Published: 22nd September 2022
Ukraine-returned medical students challenge academic mobility program in SC. Case to be heard on September 23
The NMC had earlier allowed students who have returned from war-torn Ukraine to move to other universities in different countries
Ukraine-returned students have now filed an affidavit before the Supreme Court, challenging the Academic Mobility Program offered by the Union Health Ministry. "Most of the universities abroad are not providing these programs. If the parent university is not providing the program and if the government doesn't want to take responsibility, then how can a student join the program?" asked Archita Verma, a Ukraine-returned student, who is also the main petitioner in the case.
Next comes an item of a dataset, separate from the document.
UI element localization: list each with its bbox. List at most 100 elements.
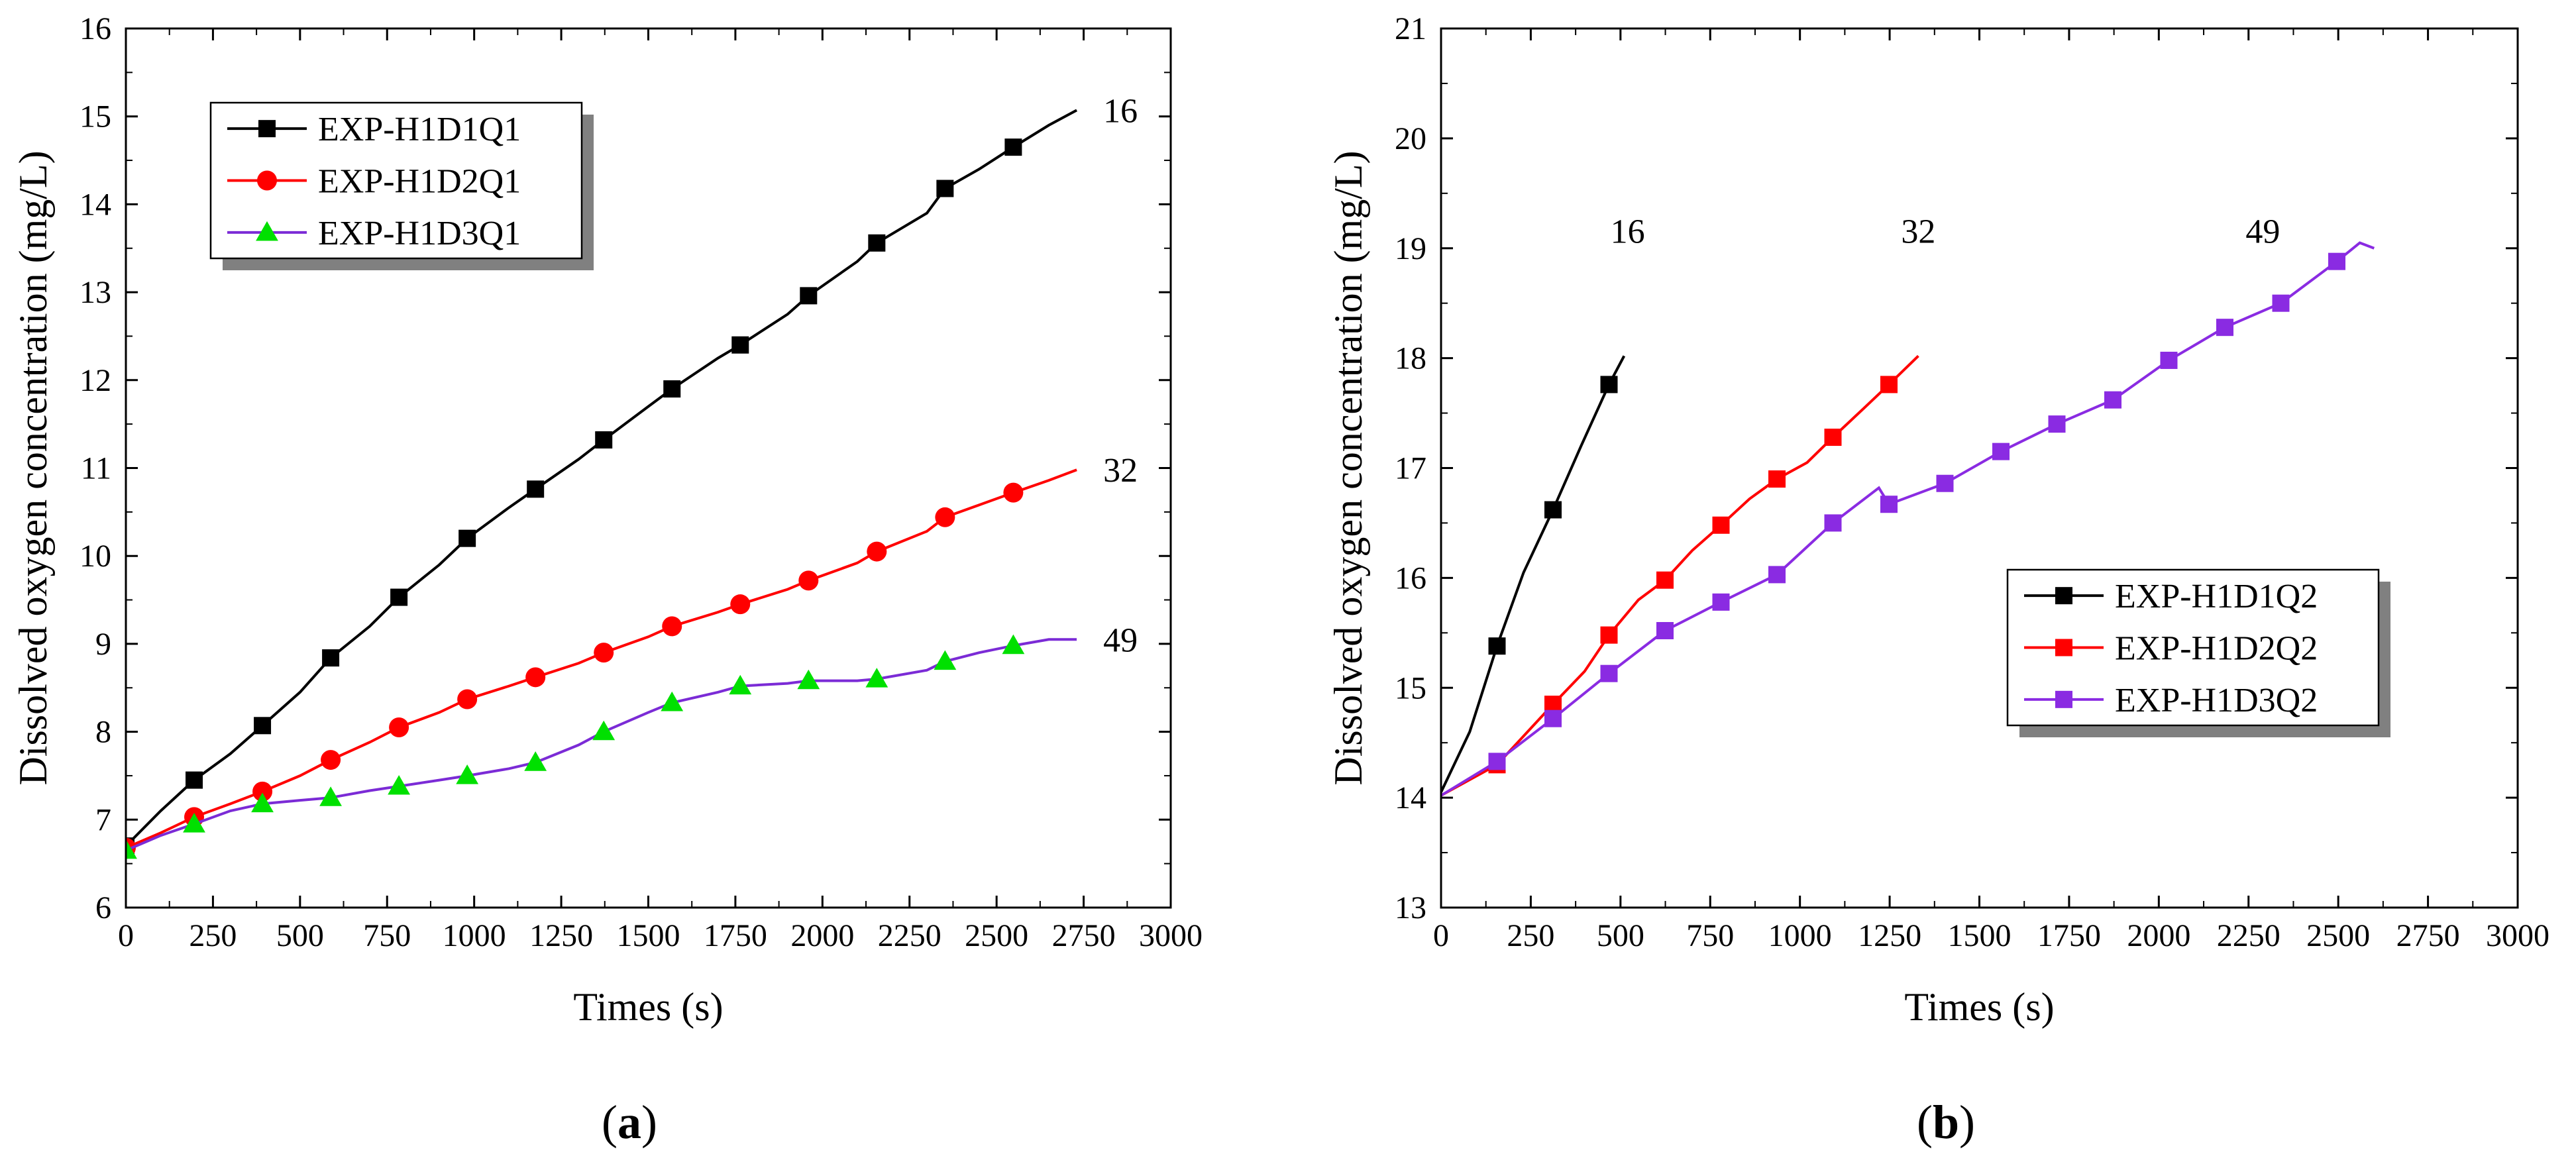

The matter will be heard by the Supreme Court tomorrow, September 23.
The National Medical Commission (NMC) had earlier on September 6 allowed students who have returned from war-torn Ukraine to move to other universities in different countries. The mobility programme offered by Ukraine has been considered by the Commission in consultation with the Ministry of External Affairs. However, the degree will be given by the parent Ukrainian university, the Commission announced, in its public notice, as stated in a report by IANS. However, students are still not happy. "The fee difference is huge there compared to India, almost double," added Archita.
Additionally, the NMC issued a notice today, September 22, listing three universities — BAU International University, Batumi, Georgian National University, SEU and New Vision University — where Indian medical students, who are currently studying in Ukraine, can apply under the Academic Mobility Program. Archita, however, said that these are just three universities. "India has over 600 medical colleges. If these can't accommodate 15,000 medical students, then what will these three universities accommodate?" she asked.
Parents and students also said that they are only asking for a one-time adjustment for these students. "There is ample infrastructure in the country to accommodate them. If they don't, then there could be scarcity of doctors in times of need like the COVID-19 pandemic," they said.